Global pathogen COVID-19 has a significant impact on clinical trials in children and adults. Numerous experiments have hampered the progress of clinical studies, and there are challenges in conducting long-distance trials, undertaking laboratory evaluations and other studies, and managing outpatient care. In addition, the final evaluation to the end of these clinical projects is also highly affected.
- For pediatric studies of immunosuppressive therapies, investigators and families might be concerned about the risks of study drugs, especially in the absence of a vaccine or approved antiviral therapies. It will be important to ensure that patients with an active infection, including COVID-19 symptoms and those with recent COVID-19 exposure, are excluded from participation in these studies.
- Among patients with the highest risk of severe COVID-19 infection (e.g., pediatric cancer patients), enrolment may be limited to trials that are expected to show evidence of efficacy in patients.
- It is important to ensure that patients with dementia (including symptoms of COVID-19 and patients who have not recently experienced COVID-19) do not participate in any clinical study.
- For some ongoing pediatric studies, patients might be kept in the study and remain on the study drug for a longer duration than expected, since they will be unable to come to the site for the final study visit. In studies where the increased duration of treatment may have a positive effect, this is helpful to patients, whereas, in long term studies where the increased duration of treatment creates additional side effects or patients remain on placebo for a prolonged period, this may be detrimental. Safety must be carefully followed and evaluated in any patients on prolonged treatment.
- BBMCT can provide a wide range of experimental options, which can help maintain the value of data collection and clinical testing. However, due to the risk of COVID-19, even pediatric clinical trials may be delayed due to reduced access to patient care. Exposure to nurses and families for fear of infection spread from skilled health workers may increase at home.
- Informal trials and other clinical trials that are not useful for patients should be considered to assist in the characterization of COVID-19 treatment, particularly in the context of complications and incentives to patients.
COVID-19 infection affects the care of pediatric patients as a whole in many ways, so it affects participation in clinical trials. Although current data suggest that COVID-19 infection may be mild or even symptomless in pediatric patients, those who are younger or have significant medical conditions are at increased risk of developing serious infections. In addition, due to the high incidence of infectious diseases, children may contribute to the spread of COVID-19 in the community.

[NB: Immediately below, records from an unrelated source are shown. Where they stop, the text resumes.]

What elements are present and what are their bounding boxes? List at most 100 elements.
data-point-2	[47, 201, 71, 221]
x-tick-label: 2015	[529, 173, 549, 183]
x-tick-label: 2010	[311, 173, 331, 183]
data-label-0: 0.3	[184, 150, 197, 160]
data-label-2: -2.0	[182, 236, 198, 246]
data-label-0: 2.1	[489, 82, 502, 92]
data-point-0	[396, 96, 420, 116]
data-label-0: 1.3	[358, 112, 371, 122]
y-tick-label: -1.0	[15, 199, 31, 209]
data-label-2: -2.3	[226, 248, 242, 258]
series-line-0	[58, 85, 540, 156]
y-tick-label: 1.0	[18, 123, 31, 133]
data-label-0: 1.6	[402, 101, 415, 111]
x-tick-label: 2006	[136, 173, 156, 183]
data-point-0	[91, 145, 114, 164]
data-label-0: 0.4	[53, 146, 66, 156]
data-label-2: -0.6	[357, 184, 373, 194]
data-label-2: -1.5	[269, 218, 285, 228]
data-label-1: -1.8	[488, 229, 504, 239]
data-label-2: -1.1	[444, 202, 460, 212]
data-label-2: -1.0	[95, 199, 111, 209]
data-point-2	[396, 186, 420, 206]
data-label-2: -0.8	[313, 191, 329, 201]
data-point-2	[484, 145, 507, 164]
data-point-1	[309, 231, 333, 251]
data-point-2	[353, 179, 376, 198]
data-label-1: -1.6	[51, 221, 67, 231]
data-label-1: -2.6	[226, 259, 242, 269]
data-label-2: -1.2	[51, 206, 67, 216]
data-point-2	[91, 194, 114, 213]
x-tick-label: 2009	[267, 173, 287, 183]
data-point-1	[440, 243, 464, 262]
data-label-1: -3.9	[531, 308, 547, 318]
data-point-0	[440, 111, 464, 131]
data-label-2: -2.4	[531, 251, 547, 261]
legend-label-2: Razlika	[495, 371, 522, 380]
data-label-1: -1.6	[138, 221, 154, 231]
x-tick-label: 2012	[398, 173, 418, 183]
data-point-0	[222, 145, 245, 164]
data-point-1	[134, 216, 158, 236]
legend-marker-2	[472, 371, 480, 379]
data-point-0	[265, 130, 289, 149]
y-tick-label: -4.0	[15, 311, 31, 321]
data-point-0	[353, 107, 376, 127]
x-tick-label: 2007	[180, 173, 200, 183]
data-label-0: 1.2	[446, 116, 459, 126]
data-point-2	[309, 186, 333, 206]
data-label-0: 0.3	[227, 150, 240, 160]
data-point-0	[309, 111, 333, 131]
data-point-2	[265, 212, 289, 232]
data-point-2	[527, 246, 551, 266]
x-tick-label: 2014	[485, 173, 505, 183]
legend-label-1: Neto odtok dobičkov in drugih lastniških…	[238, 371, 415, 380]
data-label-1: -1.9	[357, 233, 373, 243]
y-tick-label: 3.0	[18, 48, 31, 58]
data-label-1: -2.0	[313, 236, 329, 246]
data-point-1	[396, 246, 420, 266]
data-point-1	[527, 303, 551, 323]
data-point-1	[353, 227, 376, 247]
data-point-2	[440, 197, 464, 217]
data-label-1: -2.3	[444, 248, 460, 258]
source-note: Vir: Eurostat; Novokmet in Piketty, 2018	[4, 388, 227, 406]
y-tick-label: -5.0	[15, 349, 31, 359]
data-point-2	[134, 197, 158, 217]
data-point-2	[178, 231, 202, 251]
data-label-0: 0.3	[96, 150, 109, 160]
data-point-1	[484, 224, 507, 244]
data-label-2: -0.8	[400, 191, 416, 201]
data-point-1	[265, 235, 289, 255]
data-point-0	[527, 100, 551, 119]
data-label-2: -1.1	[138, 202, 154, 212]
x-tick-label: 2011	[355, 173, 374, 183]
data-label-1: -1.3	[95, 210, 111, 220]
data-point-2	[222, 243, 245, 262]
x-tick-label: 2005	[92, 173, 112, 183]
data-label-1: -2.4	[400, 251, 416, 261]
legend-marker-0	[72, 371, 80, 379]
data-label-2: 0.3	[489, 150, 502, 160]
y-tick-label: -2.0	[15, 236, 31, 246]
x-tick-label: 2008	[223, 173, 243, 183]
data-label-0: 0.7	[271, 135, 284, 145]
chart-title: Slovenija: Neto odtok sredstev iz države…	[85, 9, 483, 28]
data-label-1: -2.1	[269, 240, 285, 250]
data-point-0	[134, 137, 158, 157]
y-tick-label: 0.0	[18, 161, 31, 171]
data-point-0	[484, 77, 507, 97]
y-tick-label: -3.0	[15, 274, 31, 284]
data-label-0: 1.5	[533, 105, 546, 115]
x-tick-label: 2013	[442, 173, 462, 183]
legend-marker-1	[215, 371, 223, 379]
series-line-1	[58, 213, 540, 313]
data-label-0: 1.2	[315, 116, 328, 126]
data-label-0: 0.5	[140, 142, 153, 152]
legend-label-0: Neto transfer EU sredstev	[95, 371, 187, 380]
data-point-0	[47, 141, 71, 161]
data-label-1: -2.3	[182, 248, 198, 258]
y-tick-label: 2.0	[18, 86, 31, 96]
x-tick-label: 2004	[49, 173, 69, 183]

Depending on the expected duration of social distancing measures, child care providers should consider other voluntary options to maintain quality of care. They may need to transform the pharmaceutical industry into the development of a treatment that will make it easier for patients to self-administer at home.
This is a wonderful time for paediatricians, health researchers, and children themselves. BBMCT has comprehensive information that can add technical solutions to these tests if possible to help reduce stress.